南海トラフ関連情報における避難意図と状況依存

特集:南海トラフ地震に関連する情報

関谷直也
2019年6月1日

 気象庁は平成29年11月1日から「南海トラフ地震に関連する情報」の運用を開始した。これは、南海トラフ沿いで「異常な現象を観測した場合や地震発生の可能性が相対的に高まっていると評価した場合」に発表されるものである。この情報をどのように活用すべきか、様々な課題があるが、中でも住民がどのようにこの情報を活用し、避難に活かすかがもっとも大きな課題の一つである。

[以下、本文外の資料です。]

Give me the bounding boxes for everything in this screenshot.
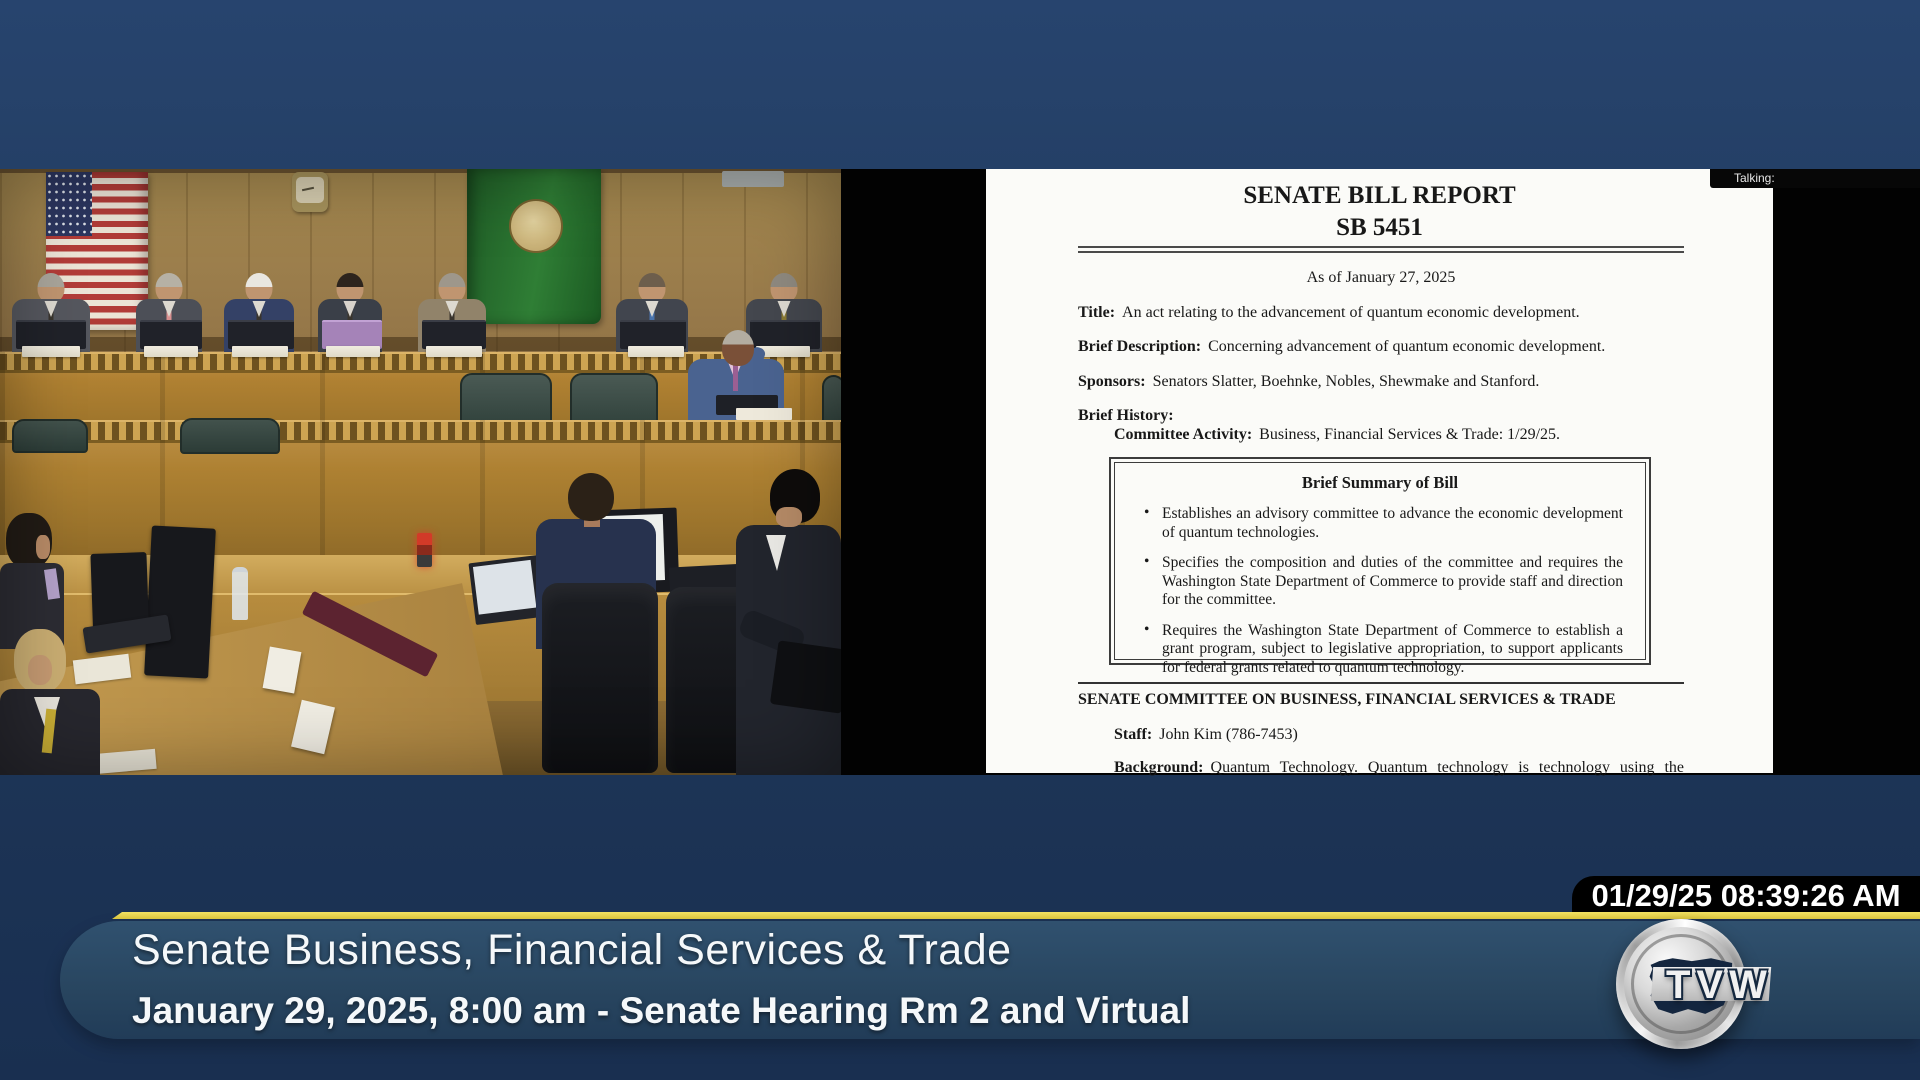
committee-chair — [822, 375, 841, 425]
staff-face — [36, 535, 50, 559]
laptop — [468, 554, 546, 626]
laptop — [228, 320, 294, 349]
washington-state-flag — [467, 169, 601, 324]
background-link: Quantum Technology. — [1210, 759, 1358, 776]
laptop — [750, 320, 820, 349]
laptop — [16, 320, 86, 349]
person-face — [776, 507, 802, 527]
nameplate — [232, 346, 288, 357]
committee-chair — [460, 373, 552, 425]
committee-chair — [570, 373, 658, 425]
background-field: Background: Quantum Technology. Quantum t… — [1114, 758, 1684, 777]
laptop — [620, 320, 686, 349]
laptop-screen — [472, 559, 537, 615]
section-rule — [1078, 682, 1684, 684]
carried-bag — [769, 640, 841, 714]
water-bottle — [232, 567, 248, 620]
us-flag-canton — [46, 172, 92, 236]
committee-chair — [12, 419, 88, 453]
tvw-logo: TVW — [1616, 919, 1772, 1049]
committee-activity-label: Committee Activity: — [1114, 426, 1253, 443]
brief-description-text: Concerning advancement of quantum econom… — [1208, 338, 1606, 355]
brief-summary-box: Brief Summary of Bill • Establishes an ad… — [1109, 457, 1651, 676]
talking-indicator: Talking: — [1710, 169, 1920, 188]
bill-report-page: SENATE BILL REPORT SB 5451 As of January… — [986, 169, 1773, 776]
title-label: Title: — [1078, 304, 1116, 321]
laptop — [140, 320, 202, 349]
double-rule — [1078, 246, 1684, 253]
committee-heading: SENATE COMMITTEE ON BUSINESS, FINANCIAL … — [1078, 691, 1616, 708]
sponsors-field: Sponsors: Senators Slatter, Boehnke, Nobl… — [1078, 372, 1684, 391]
nameplate — [22, 346, 80, 357]
sponsors-label: Sponsors: — [1078, 373, 1146, 390]
walking-person — [736, 469, 841, 775]
banner-session-subtitle: January 29, 2025, 8:00 am - Senate Heari… — [132, 990, 1191, 1031]
staff-face — [28, 655, 52, 685]
brief-history-label: Brief History: — [1078, 407, 1174, 424]
clock-face — [296, 177, 324, 203]
title-field: Title: An act relating to the advancement… — [1078, 303, 1684, 322]
bill-number: SB 5451 — [1336, 214, 1423, 241]
accent-line — [112, 912, 1920, 919]
background-label: Background: — [1114, 759, 1204, 776]
nameplate — [426, 346, 482, 357]
witness-head — [568, 473, 614, 521]
screen-share-region: SENATE BILL REPORT SB 5451 As of January… — [841, 169, 1920, 776]
bullet-text: Specifies the composition and duties of … — [1162, 554, 1623, 608]
sponsors-text: Senators Slatter, Boehnke, Nobles, Shewm… — [1152, 373, 1540, 390]
committee-activity-field: Committee Activity: Business, Financial S… — [1114, 425, 1684, 444]
staff-text: John Kim (786-7453) — [1159, 726, 1298, 743]
committee-chair — [180, 418, 280, 454]
bullet-icon: • — [1144, 553, 1150, 570]
bullet-icon: • — [1144, 620, 1150, 638]
summary-bullet: • Establishes an advisory committee to ad… — [1137, 504, 1623, 542]
staff-label: Staff: — [1114, 726, 1153, 743]
staff-monitor — [144, 525, 216, 679]
brief-summary-inner: Brief Summary of Bill • Establishes an ad… — [1114, 462, 1646, 676]
state-seal — [509, 199, 563, 253]
nameplate — [144, 346, 198, 357]
hearing-room-video — [0, 169, 841, 775]
laptop — [322, 320, 382, 349]
summary-heading: Brief Summary of Bill — [1301, 473, 1459, 492]
committee-activity-text: Business, Financial Services & Trade: 1/… — [1259, 426, 1561, 443]
nameplate — [628, 346, 684, 357]
nameplate — [736, 408, 792, 420]
as-of-date: As of January 27, 2025 — [1306, 269, 1456, 286]
timestamp-badge: 01/29/25 08:39:26 AM — [1572, 876, 1920, 914]
summary-bullet: • Requires the Washington State Departmen… — [1137, 620, 1623, 678]
laptop — [422, 320, 486, 349]
bullet-text: Establishes an advisory committee to adv… — [1162, 505, 1623, 541]
timer-light — [417, 533, 432, 567]
banner-committee-title: Senate Business, Financial Services & Tr… — [132, 926, 1012, 974]
bullet-text: Requires the Washington State Department… — [1162, 621, 1623, 676]
office-chair — [542, 583, 658, 773]
tvw-stream-frame: SENATE BILL REPORT SB 5451 As of January… — [0, 0, 1920, 1080]
nameplate — [326, 346, 380, 357]
background-text: Quantum technology is technology using t… — [1367, 759, 1685, 776]
title-text: An act relating to the advancement of qu… — [1122, 304, 1580, 321]
wall-clock — [292, 172, 328, 212]
brief-description-label: Brief Description: — [1078, 338, 1202, 355]
report-title: SENATE BILL REPORT — [1243, 182, 1516, 209]
summary-bullet: • Specifies the composition and duties of… — [1137, 553, 1623, 610]
staff-field: Staff: John Kim (786-7453) — [1114, 725, 1684, 744]
projection-screen-housing — [722, 171, 784, 187]
member-tie — [733, 365, 738, 391]
brief-description-field: Brief Description: Concerning advancement… — [1078, 337, 1684, 356]
bullet-icon: • — [1144, 504, 1150, 521]
member-head — [722, 330, 754, 366]
logo-wordmark: TVW — [1666, 963, 1773, 1007]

 そこで総合防災情報研究センターと日本放送協会は、共同で調査研究を実施した。一定程度、定量的に評価が可能とされている「ケース1:東側の領域が破壊する大規模地震が発生した場合」「ケース2:南海トラフで比較的規模の大きな地震が発生した場合」を中心として、これらの情報が出た場合に住民がどう反応するかを検討することにした。

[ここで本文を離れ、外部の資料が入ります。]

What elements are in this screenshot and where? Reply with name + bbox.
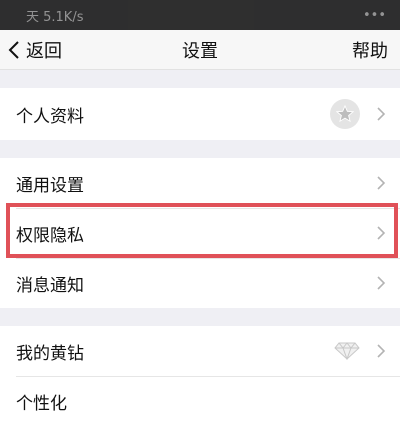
help-button[interactable]: 帮助 [352,37,388,63]
chevron-left-icon [8,39,26,61]
settings-item-yellow-diamond[interactable]: 我的黄钻 [0,326,400,376]
settings-item-profile[interactable]: 个人资料 [0,88,400,140]
profile-group: 个人资料 [0,88,400,140]
settings-item-label: 通用设置 [16,175,84,196]
settings-item-label: 个性化 [16,393,67,414]
settings-item-general[interactable]: 通用设置 [0,158,400,208]
status-right: ••• [363,8,386,23]
settings-item-personalize[interactable]: 个性化 [0,376,400,424]
chevron-right-icon [376,106,386,122]
settings-item-label: 消息通知 [16,275,84,296]
chevron-right-icon [376,343,386,359]
status-right-text: ••• [362,7,386,23]
row-right [334,342,386,360]
avatar-star-icon [330,99,360,129]
status-left-text: 天 5.1K/s [26,9,84,25]
settings-item-privacy[interactable]: 权限隐私 [0,208,400,258]
general-group: 通用设置 权限隐私 消息通知 [0,158,400,308]
diamond-icon [334,342,360,360]
chevron-right-icon [376,275,386,291]
settings-item-label: 我的黄钻 [16,343,84,364]
row-right [330,99,386,129]
settings-item-notifications[interactable]: 消息通知 [0,258,400,308]
back-button[interactable]: 返回 [8,37,62,63]
chevron-right-icon [376,225,386,241]
back-label: 返回 [26,40,62,62]
status-left: 天 5.1K/s [26,6,84,25]
settings-item-label: 个人资料 [16,106,84,127]
settings-item-label: 权限隐私 [16,225,84,246]
chevron-right-icon [376,175,386,191]
vip-group: 我的黄钻 个性化 [0,326,400,424]
navigation-bar: 返回 设置 帮助 [0,30,400,70]
status-bar: 天 5.1K/s ••• [0,0,400,30]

 調査は高知県の沿岸部である高知市、静岡県の沿岸部である静岡市清水区(いずれも浸水深が5m以上とされる地点)、ならびに津波のおそれがほとんどない内陸部である静岡市葵区の住民を対象として実施した(調査主体:日本放送協会・東京大学大学院情報学環総合防災情報研究センター、調査方法:郵送調査(世帯配布)、調査対象:高知市172票、静岡市清水区134票、静岡市葵区225票(回収率17.7%)、調査期間:2018年6月29日~8月7日)。

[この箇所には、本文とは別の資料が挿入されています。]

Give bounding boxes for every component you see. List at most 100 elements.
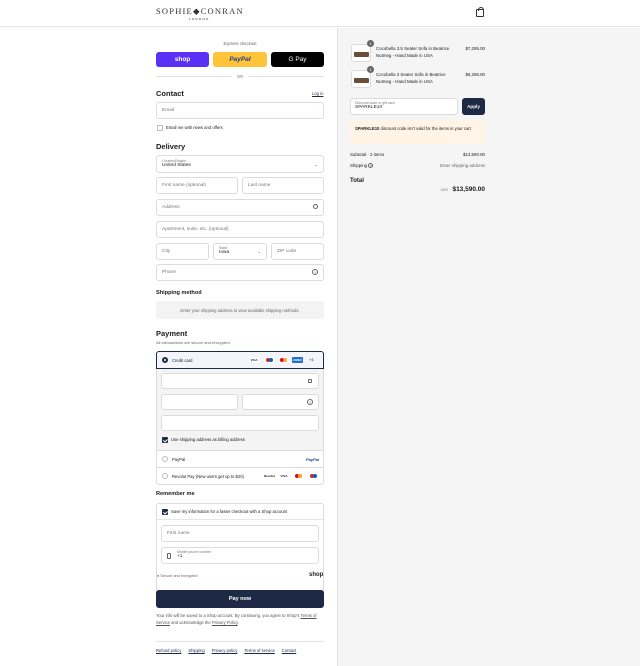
- legal-part1: Your info will be saved to a Shop accoun…: [156, 613, 300, 618]
- shipping-label: Shipping: [350, 163, 368, 168]
- news-checkbox[interactable]: [157, 125, 163, 131]
- phone-placeholder: Phone: [162, 270, 176, 275]
- item-name: Cocobella 3.5 Seater Sofa in Beatrice Nu…: [376, 46, 450, 58]
- express-label: Express checkout: [223, 41, 257, 46]
- quantity-badge: 1: [367, 66, 374, 73]
- alert-code: SPARKLE10: [355, 126, 380, 131]
- footer-divider: [156, 641, 324, 642]
- save-info-checkbox[interactable]: [162, 509, 168, 515]
- maestro-icon: [264, 357, 274, 363]
- remember-first-name-field[interactable]: First name: [161, 525, 319, 542]
- product-image: [351, 70, 371, 88]
- paypal-radio[interactable]: [162, 456, 168, 462]
- credit-card-label: Credit card: [172, 358, 193, 363]
- address-field[interactable]: Address: [156, 199, 324, 216]
- total-value: $13,590.00: [452, 186, 485, 193]
- shipping-link[interactable]: Shipping: [188, 648, 204, 653]
- paypal-button[interactable]: PayPal: [213, 52, 267, 67]
- shipping-row-label: Shipping ?: [350, 163, 374, 169]
- last-name-field[interactable]: Last name: [242, 177, 324, 194]
- revolut-radio[interactable]: [162, 473, 168, 479]
- brand-sub: LONDON: [188, 17, 210, 21]
- terms-link[interactable]: Terms of service: [244, 648, 274, 653]
- help-icon[interactable]: ?: [312, 269, 318, 275]
- payment-secure-note: All transactions are secure and encrypte…: [156, 340, 231, 345]
- paypal-label: PayPal: [172, 457, 186, 462]
- brand-logo[interactable]: SOPHIE◆CONRAN LONDON: [156, 6, 244, 21]
- remember-secure-label: Secure and encrypted: [160, 574, 198, 578]
- total-row: USD $13,590.00: [428, 178, 485, 196]
- help-icon[interactable]: ?: [368, 163, 374, 169]
- phone-field[interactable]: Phone ?: [156, 264, 324, 281]
- credit-card-option[interactable]: Credit card VISA AMEX +4: [156, 351, 324, 369]
- name-on-card-field[interactable]: [161, 415, 319, 431]
- shipping-method-note: Enter your shipping address to view avai…: [156, 301, 324, 319]
- state-select[interactable]: State Iowa ⌄: [213, 243, 267, 260]
- apartment-field[interactable]: Apartment, suite, etc. (optional): [156, 221, 324, 238]
- help-icon[interactable]: ?: [307, 399, 313, 405]
- cart-bag-icon[interactable]: [476, 7, 484, 17]
- country-value: United States: [162, 163, 191, 168]
- footer-links: Refund policy Shipping Privacy policy Terms…: [156, 648, 303, 653]
- privacy-policy-link[interactable]: Privacy policy: [212, 648, 238, 653]
- visa-icon: VISA: [279, 473, 289, 479]
- subtotal-value: $13,590.00: [463, 152, 485, 157]
- product-image: [351, 44, 371, 62]
- mobile-prefix: +1: [177, 554, 183, 559]
- billing-checkbox[interactable]: [162, 437, 168, 443]
- remember-title: Remember me: [156, 491, 195, 497]
- city-field[interactable]: City: [156, 243, 209, 260]
- mastercard-icon: [278, 357, 288, 363]
- discount-field[interactable]: Discount code or gift card SPARKLE10: [350, 98, 458, 115]
- shop-pay-button[interactable]: shop: [156, 52, 209, 67]
- search-icon: [313, 204, 318, 209]
- shipping-value: Enter shipping address: [440, 163, 485, 168]
- legal-text: Your info will be saved to a Shop accoun…: [156, 613, 324, 626]
- revolut-label: Revolut Pay (New users get up to $20): [172, 474, 244, 479]
- security-code-field[interactable]: ?: [242, 394, 319, 410]
- brand-name: SOPHIE◆CONRAN: [156, 6, 244, 16]
- email-field[interactable]: Email: [156, 102, 324, 119]
- legal-part3: .: [237, 619, 239, 625]
- order-summary: 1 Cocobella 3.5 Seater Sofa in Beatrice …: [337, 28, 640, 666]
- shop-logo: shop: [309, 572, 324, 578]
- revolut-logo: Revolut: [264, 474, 276, 478]
- zip-field[interactable]: ZIP code: [271, 243, 324, 260]
- item-price: $6,295.00: [465, 72, 485, 77]
- revolut-option[interactable]: Revolut Pay (New users get up to $20) Re…: [156, 468, 324, 485]
- news-label: Email me with news and offers: [166, 125, 223, 130]
- currency-label: USD: [440, 188, 448, 192]
- total-label: Total: [350, 178, 364, 184]
- paypal-option[interactable]: PayPal PayPal: [156, 451, 324, 468]
- visa-icon: VISA: [249, 357, 259, 363]
- apply-button[interactable]: Apply: [462, 98, 485, 115]
- checkout-form: Express checkout shop PayPal G Pay OR Co…: [0, 28, 336, 666]
- pay-now-button[interactable]: Pay now: [156, 590, 324, 608]
- mastercard-icon: [293, 473, 303, 479]
- remember-panel: Save my information for a faster checkou…: [156, 503, 324, 593]
- mobile-icon: [167, 553, 171, 559]
- google-pay-button[interactable]: G Pay: [271, 52, 324, 67]
- divider: [157, 519, 323, 520]
- card-number-field[interactable]: [161, 373, 319, 389]
- first-name-field[interactable]: First name (optional): [156, 177, 238, 194]
- expiration-field[interactable]: [161, 394, 238, 410]
- address-placeholder: Address: [162, 205, 180, 210]
- login-link[interactable]: Log in: [312, 91, 323, 96]
- alert-text: discount code isn’t valid for the items …: [379, 126, 471, 131]
- mobile-phone-field[interactable]: Mobile phone number +1: [161, 547, 319, 564]
- delivery-title: Delivery: [156, 142, 186, 151]
- discount-error-alert: SPARKLE10 discount code isn’t valid for …: [350, 120, 485, 144]
- item-price: $7,295.00: [465, 46, 485, 51]
- credit-card-radio[interactable]: [162, 357, 168, 363]
- payment-title: Payment: [156, 329, 188, 338]
- contact-link[interactable]: Contact: [282, 648, 296, 653]
- refund-policy-link[interactable]: Refund policy: [156, 648, 181, 653]
- card-fields-panel: ? Use shipping address as billing addres…: [156, 369, 324, 451]
- country-select[interactable]: Country/Region United States ⌄: [156, 155, 324, 173]
- privacy-link[interactable]: Privacy Policy: [212, 620, 238, 625]
- state-value: Iowa: [219, 250, 230, 255]
- amex-icon: AMEX: [292, 357, 303, 363]
- remember-secure-note: ● Secure and encrypted: [157, 574, 198, 578]
- chevron-down-icon: ⌄: [314, 162, 318, 167]
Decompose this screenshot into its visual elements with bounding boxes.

 南海トラフ関連情報が提供された際に、どのくらい避難が行われるだろうか。3日程度、7日程度との回答が2割強で最も多かった。一方10日以上避難するとの回答も合計で2割強であった(図は省略)。
 ただし、これは、情報の提供のされ方によって変動する可能性が大きい。過去において1~3日目に発生した事例はケース1で10事例中/全96事例、4日~7日目に発生した事例は、ケース1で2事例/全96事例、ケース2で24事例/全1368事例である(内閣府,2018)。この確率を示して、避難するかどうかを問うた場合は避難の意向は下がる(図は省略)。また、気象庁の呼びかけのみか、市町村がどのような情報を出すかにより避難意向は大きく変化する(図1)。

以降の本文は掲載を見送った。